For the article’s target audience (QEX readers who are typically radio amateurs with varying levels of DSP background), I made a deliberate choice to use the positive sinusoid form because it’s simpler to explain without being technically wrong.
The positive form I·cos + Q·sin maps more directly to the “cosine on I-axis, sine on Q-axis” geometric intuition that I was building. There is also a hardware convention. The RF engineering texts and datasheets that I have used for I/Q modulators use the positive convention much more often than negative. For readers less comfortable with complex notation, introducing the negative sign requires explaining that it ultimately comes from the complex number properties. This has been a turn-off for people in the past. I did not want it to be a turn off for QEX.
That said, you’re absolutely correct that the negative convention gives cos(2πfct + θ) for phase modulation (standard trig identity). The positive convention gives cos(2πfct – θ), which is non-standard. For frequency modulation, the derivative relationship works correctly only with the negative convention. The negative form aligns with Re{(I + iQ)e^(i2πfct)}
In retrospect I could have used the standard negative convention from the start, or explicitly acknowledged the existence of both conventions and explained why I chose one over the other. Since this is the identical treatment that I got from my grad school notes, I’m not the only person to explain it this way. It is, however, a compromise.
Integration of Cosine from 0 to T Being Zero
This is a significant oversimplification on my part. You’re absolutely right that ∫₀^Tsym cos(2π(2fc)t)dt = sin(2π(2fc)Tsym)/(4πfc), which is generally not zero.
What I meant to convey (but obviously failed to state clearly) is that when we integrate cos(2π(2fc)t) over many symbol periods, or when the symbol period Tsym is chosen to be an integer multiple of the carrier period, the integral approaches zero.

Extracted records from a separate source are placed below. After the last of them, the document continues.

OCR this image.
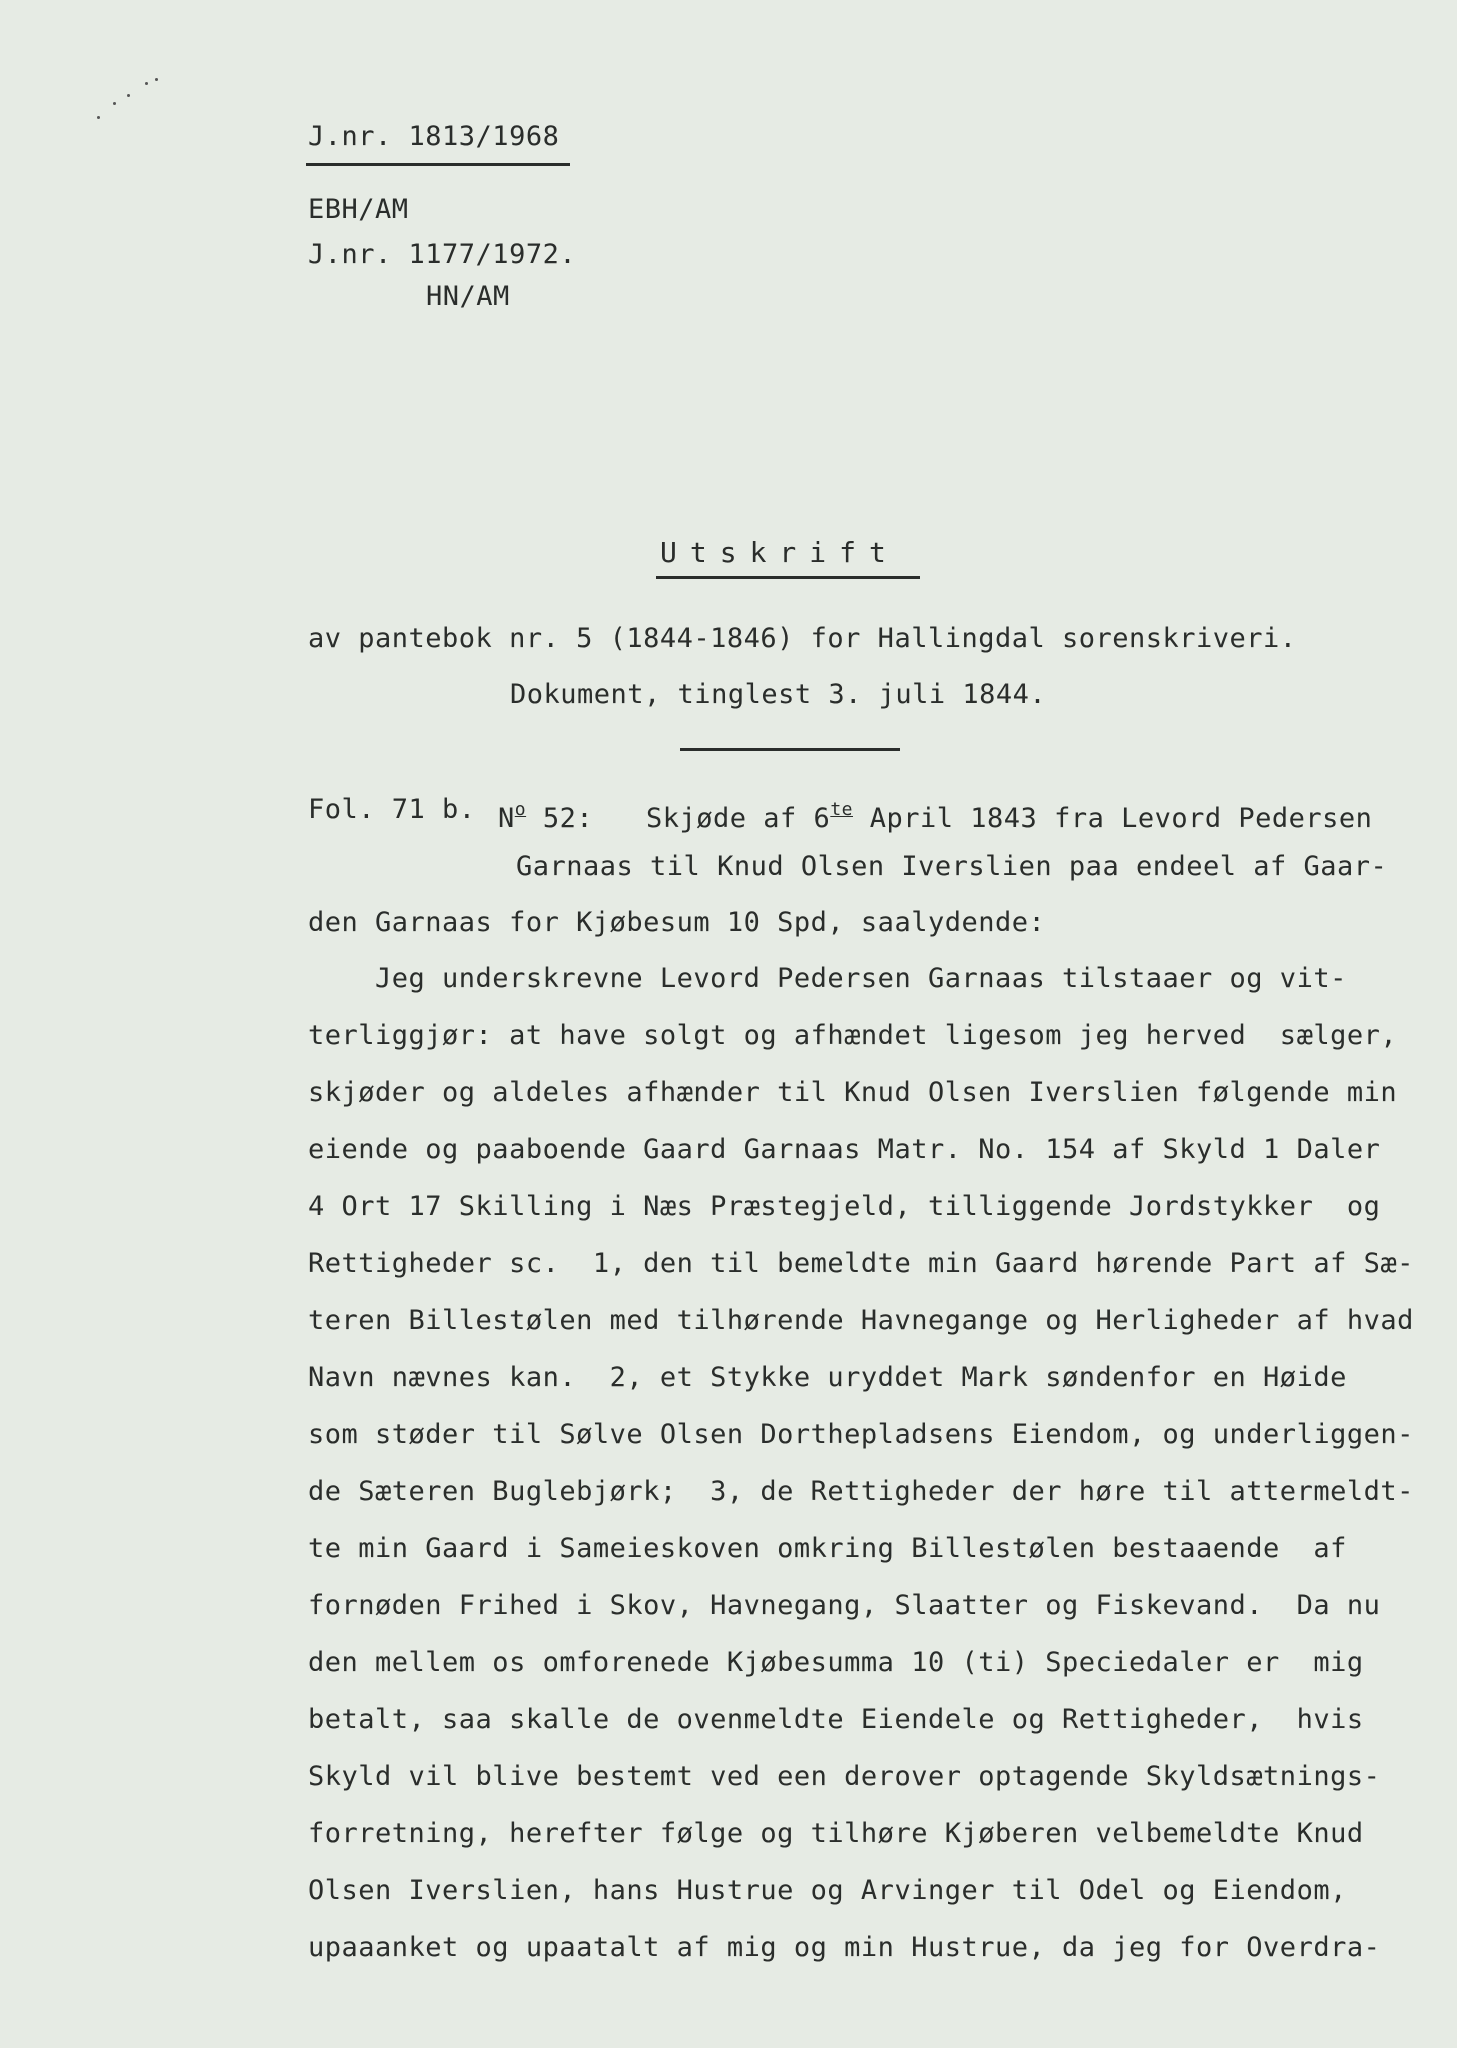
J.nr. 1813/1968
EBH/AM
J.nr. 1177/1972.
HN/AM
Utskrift
av pantebok nr. 5 (1844-1846) for Hallingdal sorenskriveri.
Dokument, tinglest 3. juli 1844.
Fol. 71 b. $N^o$ 52: Skjøde af $6^{te}$ April 1843 fra Levord Pedersen
Garnaas til Knud Olsen Iverslien paa endeel af Gaar-
den Garnaas for Kjøbesum 10 Spd, saalydende:
Jeg underskrevne Levord Pedersen Garnaas tilstaaer og vit-
terliggjør: at have solgt og afhændet ligesom jeg herved  sælger,
skjøder og aldeles afhænder til Knud Olsen Iverslien følgende min
eiende og paaboende Gaard Garnaas Matr. No. 154 af Skyld 1 Daler
4 Ort 17 Skilling i Næs Præstegjeld, tilliggende Jordstykker  og
Rettigheder sc.  1, den til bemeldte min Gaard hørende Part af Sæ-
teren Billestølen med tilhørende Havnegange og Herligheder af hvad
Navn nævnes kan.  2, et Stykke uryddet Mark søndenfor en Høide
som støder til Sølve Olsen Dorthepladsens Eiendom, og underliggen-
de Sæteren Buglebjørk;  3, de Rettigheder der høre til attermeldt-
te min Gaard i Sameieskoven omkring Billestølen bestaaende  af
fornøden Frihed i Skov, Havnegang, Slaatter og Fiskevand.  Da nu
den mellem os omforenede Kjøbesumma 10 (ti) Speciedaler er  mig
betalt, saa skalle de ovenmeldte Eiendele og Rettigheder,  hvis
Skyld vil blive bestemt ved een derover optagende Skyldsætnings-
forretning, herefter følge og tilhøre Kjøberen velbemeldte Knud
Olsen Iverslien, hans Hustrue og Arvinger til Odel og Eiendom,
upaaanket og upaatalt af mig og min Hustrue, da jeg for Overdra-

In practical systems, the low-pass filter following the mixer rejects the 2fc components.
I should have written something like: “We use a low-pass filter to remove the 2fc terms, leaving us with the DC component from the integration” rather than claiming the integral itself is zero.
This is an important distinction, especially for readers who might try to work through the math themselves. The pedagogical shortcut I took could definitely cause confusion when students try to verify the math or understand DTFT/FFT concepts later. Thank you for the reference to Figure 3-2 in your textbook (which I have). I am sure that many people will take a look.
Image Elimination
You’ve identified another important imprecision. When I wrote “we eliminate an entire image,” I was trying to express that quadrature modulation produces a single-sideband spectrum rather than the double-sideband spectrum of a real carrier. I wanted to stop there because this is something useful in practical radio designs.
Your math clearly shows that the real carrier: I·cos(2πfct) produces symmetric images at ±fc and the quadrature: I·cos(2πfct) + Q·sin(2πfct) = (I/2 + Q/2i)e^(i2πfct) + (I/2 – Q/2i)e^(-i2πfct)
You’re right that this doesn’t automatically or magically eliminate an image. Both positive and negative frequency components exist. However, the key advantage is that with independent control of I and Q, we can create single-sideband modulation where the negative frequency component can be zeroed out.
I should have been more precise: quadrature modulation *enables* single-sideband transmission through appropriate choice of I and Q, rather than automatically eliminating an image.
Feedback like this highlights the challenge of writing about DSP for a mixed audience. Trying to build intuition without sacrificing technical accuracy. I absolutely favor paths towards intuitive explanation I absolutely can and do create technical errors in the process. Being more rigorous with the mathematics, and/or explicitlly noting where there’s a simplication, is something I will take to heart in any future submissions.
I really appreciate you taking the time to work through these details. Our tradition at ORI is to welcome comment and critique. Thank you!
-Michelle Thompson W5NYV